Found this today at a charity shop for a couple of quid. I think I have a Les Paul & Mary Ford cassette somewhere but hopefully some different tracks here. It always sounded like the records of Les were being played at the wrong speed until I learned he speeded up the tracks in his studio. Surely this is cheating? But a fascinating sound nonetheless. Heres what the Rock 'N' Roll Hall of Fame has to say about him-
"The name Les Paul is synonymous with the electric guitar. As a player, inventor and recording artist, Paul has been an innovator from the early years of his life. Born Lester William Polfus in 1915 in Waukesha, Wisconsin, Paul built his first crystal radio at age nine - which was about the time he first picked up a guitar. By age 13 he was performing semi-professionally as a country-music guitarist and working diligently on sound-related inventions. In 1941, Paul built his first solid-body electric guitar, and he continued to make refinements to his prototype throughout the decade. He also worked on refining the technology of sound, developing revolutionary engineering techniques such as close miking, echo delay and multitracking. All the while he busied himself as a bandleader who could play both jazz and country music.

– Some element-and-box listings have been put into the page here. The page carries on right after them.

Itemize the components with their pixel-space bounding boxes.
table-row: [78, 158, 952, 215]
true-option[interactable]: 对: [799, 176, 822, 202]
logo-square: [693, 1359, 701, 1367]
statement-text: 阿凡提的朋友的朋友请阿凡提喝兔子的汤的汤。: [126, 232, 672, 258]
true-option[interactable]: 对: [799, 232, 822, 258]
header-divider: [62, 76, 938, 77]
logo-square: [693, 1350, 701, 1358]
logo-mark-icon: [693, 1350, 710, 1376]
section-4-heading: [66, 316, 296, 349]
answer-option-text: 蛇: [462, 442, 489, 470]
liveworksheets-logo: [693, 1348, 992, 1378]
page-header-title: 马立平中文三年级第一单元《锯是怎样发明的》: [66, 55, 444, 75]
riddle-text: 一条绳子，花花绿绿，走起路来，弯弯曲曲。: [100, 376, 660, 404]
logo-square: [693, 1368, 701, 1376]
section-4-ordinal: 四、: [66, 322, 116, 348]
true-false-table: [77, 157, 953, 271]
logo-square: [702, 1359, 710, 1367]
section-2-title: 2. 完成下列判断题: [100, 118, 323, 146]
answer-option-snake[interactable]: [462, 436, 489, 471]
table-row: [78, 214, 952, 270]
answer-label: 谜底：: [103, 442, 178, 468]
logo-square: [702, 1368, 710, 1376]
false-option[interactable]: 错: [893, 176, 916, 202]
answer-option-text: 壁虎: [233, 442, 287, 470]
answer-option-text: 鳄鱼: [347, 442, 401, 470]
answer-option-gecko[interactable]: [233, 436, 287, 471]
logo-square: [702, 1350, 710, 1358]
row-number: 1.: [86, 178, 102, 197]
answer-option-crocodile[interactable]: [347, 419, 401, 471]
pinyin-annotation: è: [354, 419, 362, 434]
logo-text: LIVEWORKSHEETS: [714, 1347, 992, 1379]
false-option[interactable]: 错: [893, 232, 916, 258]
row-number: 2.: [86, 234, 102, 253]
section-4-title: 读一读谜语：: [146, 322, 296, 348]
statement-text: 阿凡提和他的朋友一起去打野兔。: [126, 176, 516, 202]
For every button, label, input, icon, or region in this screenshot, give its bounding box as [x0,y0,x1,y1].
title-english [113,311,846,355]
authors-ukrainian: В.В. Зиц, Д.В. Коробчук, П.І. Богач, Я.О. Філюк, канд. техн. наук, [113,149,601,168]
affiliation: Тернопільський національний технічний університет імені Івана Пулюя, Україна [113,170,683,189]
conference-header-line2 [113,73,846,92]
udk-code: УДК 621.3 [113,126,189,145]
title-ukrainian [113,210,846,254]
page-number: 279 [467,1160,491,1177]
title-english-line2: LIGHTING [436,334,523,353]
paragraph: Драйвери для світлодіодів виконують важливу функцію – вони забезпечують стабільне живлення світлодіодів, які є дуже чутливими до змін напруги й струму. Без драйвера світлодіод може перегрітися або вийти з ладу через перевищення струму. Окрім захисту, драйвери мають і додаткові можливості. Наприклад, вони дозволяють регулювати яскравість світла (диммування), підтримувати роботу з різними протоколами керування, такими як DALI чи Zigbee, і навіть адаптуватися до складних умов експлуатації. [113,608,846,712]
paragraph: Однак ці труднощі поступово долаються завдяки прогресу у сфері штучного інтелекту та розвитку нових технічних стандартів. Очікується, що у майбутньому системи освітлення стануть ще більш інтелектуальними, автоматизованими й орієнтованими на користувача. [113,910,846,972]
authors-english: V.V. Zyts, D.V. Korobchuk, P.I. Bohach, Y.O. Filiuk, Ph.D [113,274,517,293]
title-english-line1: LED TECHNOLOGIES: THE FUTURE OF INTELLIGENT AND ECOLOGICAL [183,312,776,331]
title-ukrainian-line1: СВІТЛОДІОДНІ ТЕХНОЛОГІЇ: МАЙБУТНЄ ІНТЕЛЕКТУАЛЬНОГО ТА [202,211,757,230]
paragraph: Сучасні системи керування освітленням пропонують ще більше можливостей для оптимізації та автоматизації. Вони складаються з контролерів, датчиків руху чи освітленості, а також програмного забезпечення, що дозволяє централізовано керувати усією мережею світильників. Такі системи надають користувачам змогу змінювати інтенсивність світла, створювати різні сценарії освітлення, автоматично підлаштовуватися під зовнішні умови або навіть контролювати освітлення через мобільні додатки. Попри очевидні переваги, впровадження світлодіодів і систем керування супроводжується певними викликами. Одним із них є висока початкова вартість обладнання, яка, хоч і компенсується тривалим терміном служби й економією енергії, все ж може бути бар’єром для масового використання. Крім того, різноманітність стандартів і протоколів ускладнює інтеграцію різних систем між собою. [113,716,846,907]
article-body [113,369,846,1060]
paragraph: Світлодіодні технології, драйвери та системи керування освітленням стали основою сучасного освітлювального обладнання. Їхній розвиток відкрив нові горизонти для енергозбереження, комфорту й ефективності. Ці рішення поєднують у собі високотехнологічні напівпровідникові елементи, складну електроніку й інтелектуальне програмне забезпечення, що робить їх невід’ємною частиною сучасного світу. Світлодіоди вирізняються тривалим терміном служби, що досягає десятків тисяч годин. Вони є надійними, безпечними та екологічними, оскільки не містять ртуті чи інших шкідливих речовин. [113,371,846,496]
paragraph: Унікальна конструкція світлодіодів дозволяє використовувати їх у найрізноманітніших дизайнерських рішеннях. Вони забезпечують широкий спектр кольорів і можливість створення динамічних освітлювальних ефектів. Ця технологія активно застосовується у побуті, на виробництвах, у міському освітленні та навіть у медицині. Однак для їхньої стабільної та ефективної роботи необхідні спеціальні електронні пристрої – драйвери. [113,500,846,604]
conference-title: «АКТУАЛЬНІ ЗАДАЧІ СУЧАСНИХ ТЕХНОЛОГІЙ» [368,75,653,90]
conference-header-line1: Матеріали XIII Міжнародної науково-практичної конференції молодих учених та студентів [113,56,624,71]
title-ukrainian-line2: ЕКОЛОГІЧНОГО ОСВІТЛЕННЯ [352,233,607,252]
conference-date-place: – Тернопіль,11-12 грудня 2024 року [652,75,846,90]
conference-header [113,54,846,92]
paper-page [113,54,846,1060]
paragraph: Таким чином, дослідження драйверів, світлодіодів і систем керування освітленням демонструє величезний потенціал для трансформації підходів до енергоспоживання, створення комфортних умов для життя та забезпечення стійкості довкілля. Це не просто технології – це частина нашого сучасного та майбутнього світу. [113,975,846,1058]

His career as a musician nearly came to an end in 1948, when a near-fatal car accident shattered his right arm and elbow. However, he instructed the surgeons to set his arm at an angle that would allow him to cradle and pick the guitar. Paul subsequently made his mark as a jazz-pop musician extraordinaire, recording as a duo with his wife, singer Colleen Summers (a.k.a. Mary Ford). Their biggest hits included "How High the Moon" (1951) and "Vaya Con Dios" (1953), both reaching #1. The recordings of Les Paul and Mary Ford are noteworthy for Paul's pioneering use of overdubbing - i.e., layering guitar parts one atop another, a technique also referred to as multitracking or "sound on sound" recording. The results were bright, bubbly and a little otherworldly - just the sort of music you might expect from an inventor with an ear for the future.
In 1952, Les Paul introduced the first eight-track tape recorder (designed by Paul and marketed by Ampex) and, more significantly for the future of rock and roll, launched the solid-body electric guitar that bears his name. Built and marketed by Gibson, with continuous advances and refinements from Paul in such areas as low-impedance pickup technology, the Les Paul guitar became a staple instrument among discerning rock guitarists. This list of musicians associated with the Gibson Les Paul include Jeff Beck, Eric Clapton, Jimmy Page, Duane Allman and Mike Bloomfield. Over the ensuing decades, Paul himself has remained active, cutting a Grammy-winning album of instrumental duets with Chet Atkins, Chester and Lester in 1977, performing at New York jazz clubs, and continuing to indulge his inventor's curiosity in a basement workshop at his home in Mahwah, New Jersey."